Another day! Another one! Aren't I supposed to be doing something? Shouldn't something be drawing these minutes and hours together? Read that, write that. But read what? Only The Kindly Ones is left on the office desk.
How far am I in? 750 pages. My God, 750! It's too much, too vast. There are too many horrors, and too few reprieves from horror. At least there is the girl he's seeing. At least there is what he calls her grace. But all around him, horror. Bombed Berlin. The concentration camps.
Why go on reading? Why, page after page? Because there's nothing else to bind the minutes and hours together. Because at least there is narrative, the power of narrative. A kind of necessity. The task – which is a sign of there being no other tasks – of finishing the book.
And when I finish it? When I stare up through the office windows? I will want another kind of book. A shorter one. A narrative I could imagine extrapolating upon, carrying on in my own way. A narrative that says, write your own narrative rather than exhaust narratives, burning them up like The Kindly Ones.

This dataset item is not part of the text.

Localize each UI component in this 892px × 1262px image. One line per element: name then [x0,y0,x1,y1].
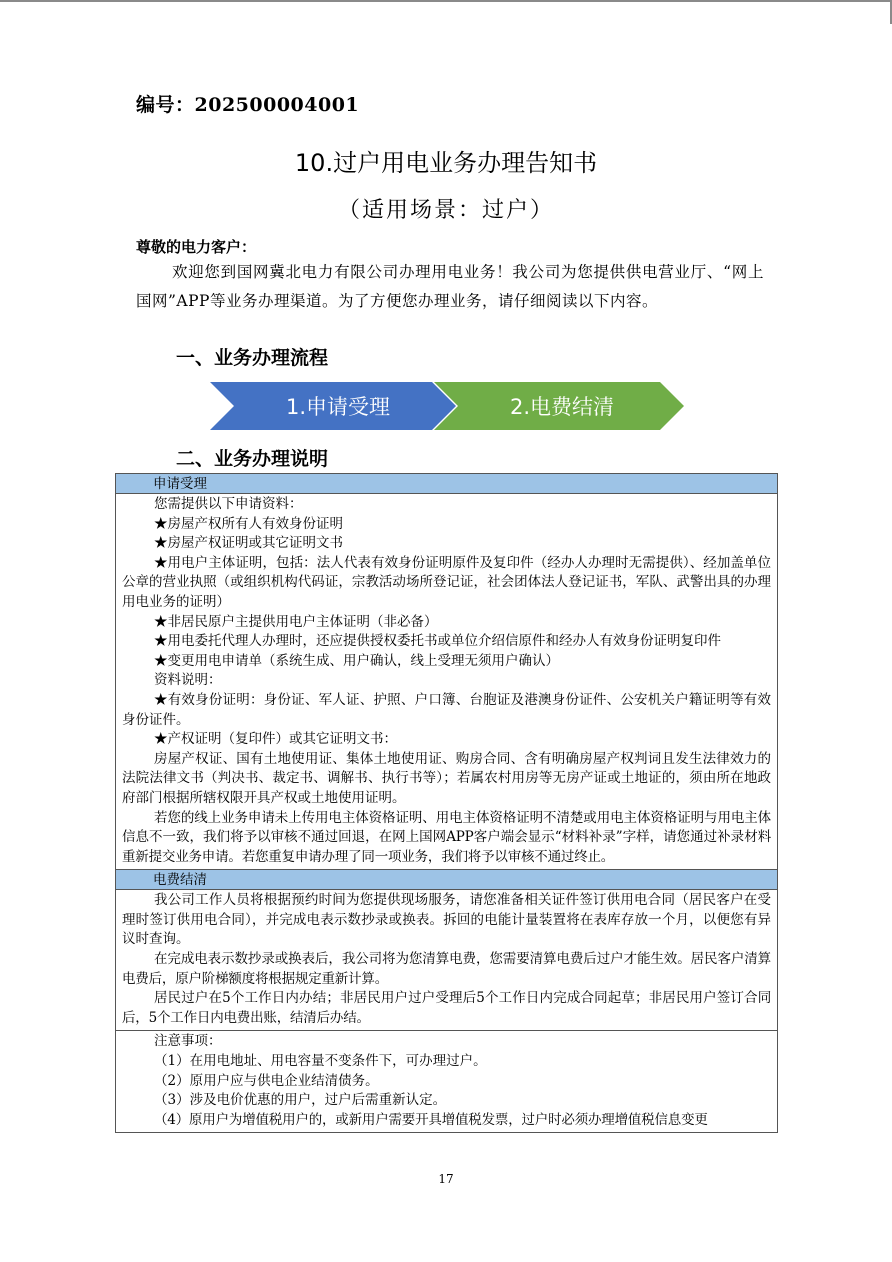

It's unbearable, really. That book – that monumental book – open on the desk. It takes up too much space. It's too much itself. And who am I beside it? Unequal to it, less than it, but at it least it's there. It is my constant as one day passes, then another.
One day! And then another! How does it go on? What is it that is going on. That passage in Rosenzweig: not an event that moves in time, but time itself moving. Time itself in movement. But what does that mean? Finish the book, I tell myself. See it through to the end. That's the answer. On, on, on through the unbearable pages.